The truth is Totani has done nothing grievous nor made any ‘fatal flaws’ in reasoning or methodology. To the contrary, he has been exceedingly transparent about his methods and the assumptions and uncertainties therein, as well as the limitations of his work. There is also nothing wrong with ‘toy domain’ chemistry, which is routinely employed in probability estimates like this. A grievous ‘sin’ would be to use ‘toy domain’ models, but fail to disclose this in one’s methods, because that would falsely imply the results are closer to reality than they actually are. And it seems that you have done similarly here by giving readers the false impression that abiogenesis has been proven with 100% certainty, when in fact, these are ‘tinker toy’ assembly models that do not accurately reflect physico-chemical realities. It is not just a simple matter of ‘rolling the dice’ enough times like you said in an earlier comment, because that is not how mass action chemistry actually works. And yet you don’t take Totani to task for this. Totani assumes a sufficient supply of activated RNA nucleotides, but you don’t take him to task for this either (Do you know how difficult it is to generate just the building blocks of the building blocks of RNA and then activate them? Extremely. It further requires a reducing atmosphere which didn’t exist on the early earth, so a temporary, transient impact-induced one has to be postulated, and on and on and on). These, and countless other real-world problems for abiogenesis are not factored into Totani’s toy domain chemistry. But you don’t object to that.
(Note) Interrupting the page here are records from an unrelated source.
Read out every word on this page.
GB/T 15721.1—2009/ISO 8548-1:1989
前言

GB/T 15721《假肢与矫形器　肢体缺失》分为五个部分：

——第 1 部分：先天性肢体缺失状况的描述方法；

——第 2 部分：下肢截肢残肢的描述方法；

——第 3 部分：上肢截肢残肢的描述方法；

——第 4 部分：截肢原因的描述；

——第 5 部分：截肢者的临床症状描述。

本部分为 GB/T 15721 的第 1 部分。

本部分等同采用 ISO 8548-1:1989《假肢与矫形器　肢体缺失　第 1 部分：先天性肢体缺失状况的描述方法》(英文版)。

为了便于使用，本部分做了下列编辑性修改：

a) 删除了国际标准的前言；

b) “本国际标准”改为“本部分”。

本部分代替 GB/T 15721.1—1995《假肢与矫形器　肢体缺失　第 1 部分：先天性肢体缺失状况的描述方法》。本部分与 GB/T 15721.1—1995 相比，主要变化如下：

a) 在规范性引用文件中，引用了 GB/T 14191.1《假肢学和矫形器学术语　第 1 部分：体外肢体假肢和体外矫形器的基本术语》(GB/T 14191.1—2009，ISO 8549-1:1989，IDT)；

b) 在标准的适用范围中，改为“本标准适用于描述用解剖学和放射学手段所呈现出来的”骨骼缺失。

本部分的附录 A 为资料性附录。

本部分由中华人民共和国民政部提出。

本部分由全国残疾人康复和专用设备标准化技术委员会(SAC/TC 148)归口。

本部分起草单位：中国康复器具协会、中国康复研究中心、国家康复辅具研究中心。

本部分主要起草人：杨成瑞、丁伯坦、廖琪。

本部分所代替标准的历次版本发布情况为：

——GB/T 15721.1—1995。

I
For a general discussion of such problems in life origin research, see, e.g., Bains (2020), “Getting Beyond the Toy Domain. Meditations on David Deamer’s ‘Assembling Life'”:
“In my view, almost all the OOL chemistry that I see is Toy Domain chemistry. It is making single types of biochemicals in a controlled laboratory setting using pure chemicals that might, just might, have been present in trace amounts in a complex mixture of thousands of other chemicals at OOL, under conditions that might have existed and might have persisted long enough, and then stopping the reaction at exactly the right time to maximize the yield of what you want. It neglects that many of the postulated starting materials are themselves unstable. It neglects that they will react with other chemicals present. It neglects that the intermediates will all react with each other, and with the products.”
I also take issue with some of the things you say in ‘fatal flaws’ #6 & #7, but I grow tired….
You are making a large number of factual, mathematical, and epistemological mistakes here. I address them all in Biogenesis and the Laws of Evidence.
I just ordered and read the book by Jason Rosenhouse – The Failures of Mathematical Anti-Evolutionism (2022). Your 2004 paper was a quick reference in Chapter 5. I was wondering if you had a chance to read this and considered doing a shout out and review?
I’ve skimmed it. It’s great (and indeed, more or less is an extended thesis inspired by my 2004 paper; yet he does the subject much better than I did). But I have no plans to review it in particular. If anyone asks for a suggestion on the subject, though, he tops the list.